W 2010 r. Urząd Komisji Nadzoru Finansowego przyjął 8642 skargi na instytucje finansowe i spółki publiczne - poinformowała Katarzyna Mazurkiewicz z UKNF. To mniej niż w poprzednim roku, kiedy to do urzędu wpłynęło 8946 skarg.

Spośród 8642 skarg, które w ubiegłym roku trafiły do UKNF, najwięcej - bo 3376 - dotyczyło zakładów ubezpieczeniowych (w 2009 r. było ich 2137, a w 2008 r. - 1568).

W skargach związanych z ubezpieczeniami majątkowymi, większość dotyczyła ubezpieczeń odpowiedzialności cywilnej posiadaczy pojazdów. "Najczęstsze zarzuty dotyczyły opieszałości zakładów ubezpieczeń w wypłacie odszkodowania, kwestii związanych z wysokością wypłacanego odszkodowania oraz odmowy jego wypłaty" - wyjaśniła Mazurkiewicz.

Wśród skarg dotyczących ubezpieczeń na życie najwięcej związanych było z wysokością odszkodowania, wyceną jednostek Ubezpieczeniowych Funduszy Kapitałowych, sposobem inwestowania środków, wartością wykupu oraz odmową wypłaty świadczenia. Według UKNF skargi często wynikają z braku pełnej wiedzy ubezpieczonych na temat warunków polis na życie.

Na Otwarte Fundusze Emerytalne w ubiegłym roku wpłynęło 1531 skarg

Na Otwarte Fundusze Emerytalne (OFE) w ubiegłym roku wpłynęło 1531 skarg (wobec 2858 w 2009 r. i 1939 w 2008 r.). Dotyczyły one przede wszystkim nieprawidłowości przy dokonywaniu transferów do innych funduszy, prowadzenia działalności akwizycyjnej oraz wypełniania przez fundusz obowiązków informacyjnych w stosunku do swoich członków.

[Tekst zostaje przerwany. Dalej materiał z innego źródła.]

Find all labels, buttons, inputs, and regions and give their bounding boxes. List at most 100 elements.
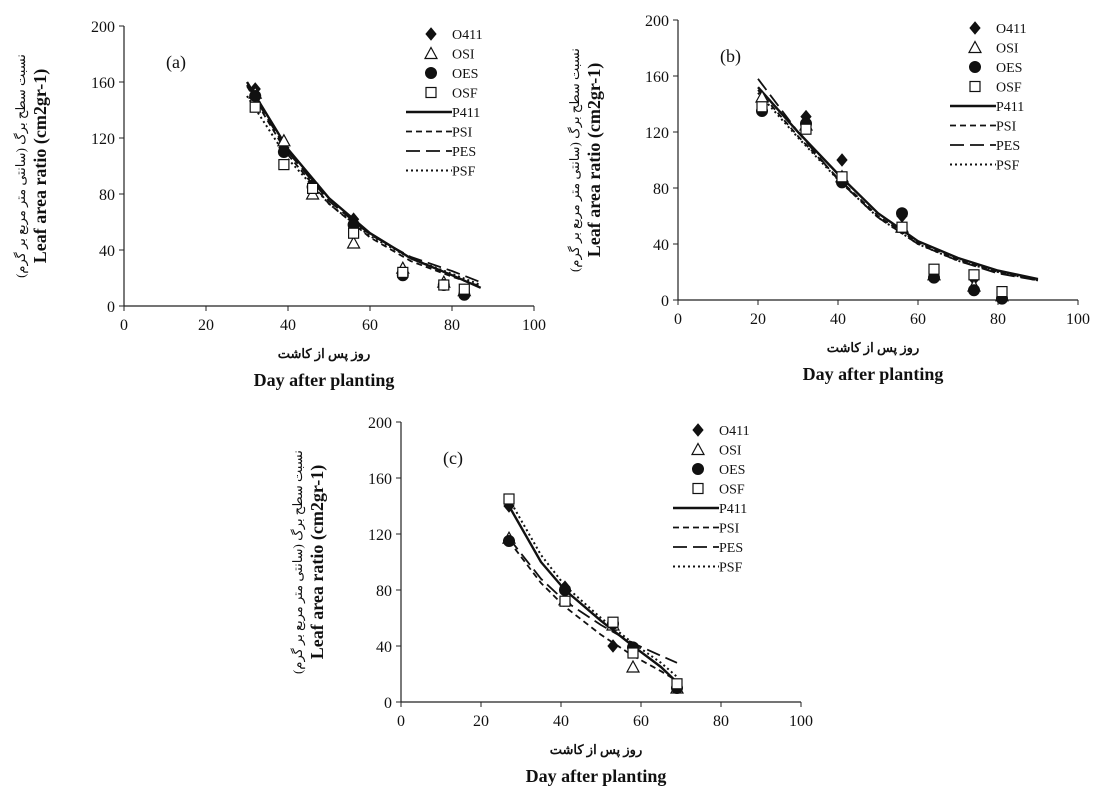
legend-entry: OSI bbox=[996, 42, 1019, 57]
y-axis-label-persian: نسبت سطح برگ (سانتی متر مربع بر گرم) bbox=[290, 450, 306, 674]
data-point-osf bbox=[503, 493, 515, 505]
y-tick-label: 40 bbox=[376, 639, 392, 656]
legend: O411 OSI OES OSF P411 PSI PES PSF bbox=[673, 423, 750, 576]
legend-entry: PSI bbox=[996, 120, 1017, 135]
legend-marker-osf bbox=[692, 482, 704, 495]
data-point-osf bbox=[278, 159, 290, 171]
y-tick-label: 80 bbox=[653, 181, 669, 198]
legend-entry: OES bbox=[719, 463, 745, 478]
data-point-osf bbox=[458, 283, 470, 295]
x-tick-label: 80 bbox=[713, 713, 729, 730]
y-tick-label: 120 bbox=[645, 125, 669, 142]
chart-panel-b: 0 40 80 120 160 200 0 20 40 60 80 100 روز پس از کاشت… bbox=[567, 13, 1090, 384]
chart-panel-c: 0 40 80 120 160 200 0 20 40 60 80 100 روز پس از کاشت… bbox=[290, 415, 813, 786]
x-tick-label: 60 bbox=[362, 317, 378, 334]
x-axis-label-persian: روز پس از کاشت bbox=[550, 742, 642, 758]
x-tick-label: 60 bbox=[910, 311, 926, 328]
legend-entry: OES bbox=[452, 67, 478, 82]
data-point-osf bbox=[249, 101, 261, 113]
legend-entry: P411 bbox=[452, 106, 480, 121]
data-point-osf bbox=[756, 101, 768, 113]
panel-label: (b) bbox=[720, 46, 741, 67]
data-point-osf bbox=[627, 647, 639, 659]
x-tick-label: 0 bbox=[397, 713, 405, 730]
x-tick-label: 20 bbox=[198, 317, 214, 334]
legend-entry: OSF bbox=[452, 87, 478, 102]
data-point-osf bbox=[896, 221, 908, 233]
x-tick-label: 60 bbox=[633, 713, 649, 730]
y-tick-label: 200 bbox=[91, 19, 115, 36]
legend-marker-osi bbox=[690, 442, 706, 456]
y-tick-label: 160 bbox=[368, 471, 392, 488]
y-tick-label: 120 bbox=[91, 131, 115, 148]
legend-entry: PSI bbox=[452, 126, 473, 141]
data-point-osi bbox=[346, 235, 361, 249]
y-tick-label: 160 bbox=[91, 75, 115, 92]
legend-entry: PES bbox=[996, 139, 1020, 154]
data-point-oes bbox=[503, 535, 515, 547]
data-point-oes bbox=[559, 584, 571, 596]
y-axis-label-persian: نسبت سطح برگ (سانتی متر مربع بر گرم) bbox=[13, 54, 29, 278]
y-tick-label: 0 bbox=[384, 695, 392, 712]
data-point-osf bbox=[438, 279, 450, 291]
legend-entry: PSF bbox=[452, 165, 476, 180]
legend-marker-oes bbox=[969, 61, 981, 73]
y-tick-label: 0 bbox=[661, 293, 669, 310]
data-point-osf bbox=[836, 171, 848, 183]
legend-entry: PSI bbox=[719, 522, 740, 537]
data-point-oes bbox=[896, 207, 908, 220]
y-tick-label: 80 bbox=[99, 187, 115, 204]
legend-entry: PSF bbox=[996, 159, 1020, 174]
y-axis-label: Leaf area ratio (cm2gr-1) bbox=[584, 63, 605, 257]
chart-panel-a: 0 40 80 120 160 200 0 20 40 60 80 100 روز پس از کاشت… bbox=[13, 19, 546, 390]
legend-marker-osi bbox=[423, 46, 439, 60]
fit-line-p411 bbox=[507, 505, 678, 684]
y-axis-label: Leaf area ratio (cm2gr-1) bbox=[307, 465, 328, 659]
x-tick-label: 20 bbox=[750, 311, 766, 328]
x-tick-label: 0 bbox=[674, 311, 682, 328]
fit-line-psf bbox=[246, 95, 482, 286]
x-tick-label: 40 bbox=[280, 317, 296, 334]
y-tick-label: 40 bbox=[653, 237, 669, 254]
x-tick-label: 40 bbox=[553, 713, 569, 730]
data-point-oes bbox=[249, 90, 262, 102]
x-tick-label: 80 bbox=[444, 317, 460, 334]
data-point-oes bbox=[968, 284, 980, 297]
legend-marker-osi bbox=[967, 40, 983, 54]
y-tick-label: 160 bbox=[645, 69, 669, 86]
data-point-oes bbox=[277, 146, 290, 158]
x-axis-label: Day after planting bbox=[526, 766, 667, 786]
legend-entry: OSI bbox=[719, 444, 742, 459]
legend-marker-o411 bbox=[969, 21, 981, 35]
legend-entry: PES bbox=[452, 145, 476, 160]
data-point-osi bbox=[276, 133, 291, 147]
data-point-osf bbox=[307, 182, 319, 194]
data-point-osi bbox=[625, 659, 641, 673]
data-point-osf bbox=[397, 266, 409, 278]
panel-label: (c) bbox=[443, 448, 463, 469]
y-axis-label: Leaf area ratio (cm2gr-1) bbox=[30, 69, 51, 263]
data-point-osf bbox=[968, 269, 980, 281]
legend-marker-o411 bbox=[425, 27, 437, 41]
x-tick-label: 80 bbox=[990, 311, 1006, 328]
x-tick-label: 100 bbox=[522, 317, 546, 334]
x-tick-label: 100 bbox=[1066, 311, 1090, 328]
data-point-osf bbox=[671, 678, 683, 690]
panel-label: (a) bbox=[166, 52, 186, 73]
legend-marker-osf bbox=[425, 86, 437, 99]
legend-entry: OSI bbox=[452, 48, 475, 63]
x-axis-label: Day after planting bbox=[254, 370, 395, 390]
y-tick-label: 200 bbox=[645, 13, 669, 30]
legend-entry: O411 bbox=[452, 28, 483, 43]
x-tick-label: 20 bbox=[473, 713, 489, 730]
fit-line-psi bbox=[757, 89, 1039, 282]
data-point-osf bbox=[996, 286, 1008, 298]
legend-marker-oes bbox=[692, 463, 704, 475]
legend-entry: OES bbox=[996, 61, 1022, 76]
legend: O411 OSI OES OSF P411 PSI PES PSF bbox=[406, 27, 483, 180]
legend-entry: PES bbox=[719, 541, 743, 556]
legend-marker-osf bbox=[969, 80, 981, 93]
x-axis-label-persian: روز پس از کاشت bbox=[827, 340, 919, 356]
data-point-osf bbox=[559, 595, 571, 607]
data-point-osf bbox=[928, 263, 940, 275]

"W przypadku wszystkich OFE głównym powodem wystąpienia członków tych funduszy do nadzoru są problemy związane ze zmianą OFE po zawarciu przez członka OFE umowy członkowskiej z innym OFE" - informuje UKNF.

Najczęściej przyczyną problemów przyszłych emerytów były niewłaściwie wypełnione zawiadomienia o zmianie OFE - niepełne lub nieprawidłowe dane osobowe, adresowe, brak daty zawarcia umowy z innym OFE, niewypełnienie obowiązku każdorazowego informowania funduszu o zmianach w danych adresowych bądź osobowych.



Klienci sektora bankowego wysłali 3525 skarg

Klienci sektora bankowego wysłali 3525 skarg (wobec 3710 w 2009 r. i 2098 w 2008 r.). "Stosunkowo istotnym problemem w działalności banków komercyjnych były problemy związane z udzielanymi przez nie kredytami konsumenckimi oraz pożyczkami, następnie z obsługą i prowadzeniem rachunków, jakością oferowanych przez banki usług, oraz udzielanymi przez banki kredytami hipotecznymi" - wymienia UKNF.

Urząd informuje, że problemy poruszane przez skarżących związane były m. in. z ustalaniem wysokości kwoty wymaganej do całkowitego wcześniejszego rozliczenia kredytu, zwrotu składki ubezpieczeniowej z tytułu wcześniejszej spłaty kredytu. Klienci banków wskazywali też na nieprawidłowe - ich zdaniem - praktyki banków odnośnie informowania ich o zaległościach w regulowaniu zobowiązań lub sprzedaży wierzytelności firmom zewnętrznym.

Na instytucje rynku kapitałowego: spółki publiczne, fundusze inwestycyjne i firmy inwestycyjne wpłynęło w 2010 r. 210 skarg (243 w 2009 r. i 309 w 2008 r.).

"Przedstawione problemy miały charakter indywidualny. Zgłoszone uwagi dotyczyły przede wszystkim kwestii związanej z jakością oferowanych usług oraz kwestii związanych z terminem realizacji zleceń" - informuje UKNF.

Mazurkiewicz poinformowała, że w blisko połowie przypadków UKNF podjął dalsze tzw. kroki nadzorcze. "Występowaliśmy do podmiotów wskazując na nieprawidłowości oraz wzywaliśmy do ich usunięcia. Właśnie na skutek sygnałów klientów UKNF opracował rekomendacje zawierające wzorcowy model traktowania roszczeń poszkodowanych o zwrot kosztów najmu pojazdu zastępczego" - wyjaśniła Mazurkiewicz.

Urząd interweniował też w sprawach odmowy zwrotu części składki ubezpieczeniowej kredytu, w przypadku wcześniejszej spłaty kredytu. Wskutek działań UKNF wobec niektórych banków i ubezpieczycieli doszło do zmian treści umów ubezpieczenia i zmian praktyk stosowanych przez te instytucje.

UKNF zaznaczył, że w wyniku swoich interwencji znacznie spadła liczba skarg na działania windykacyjne banków.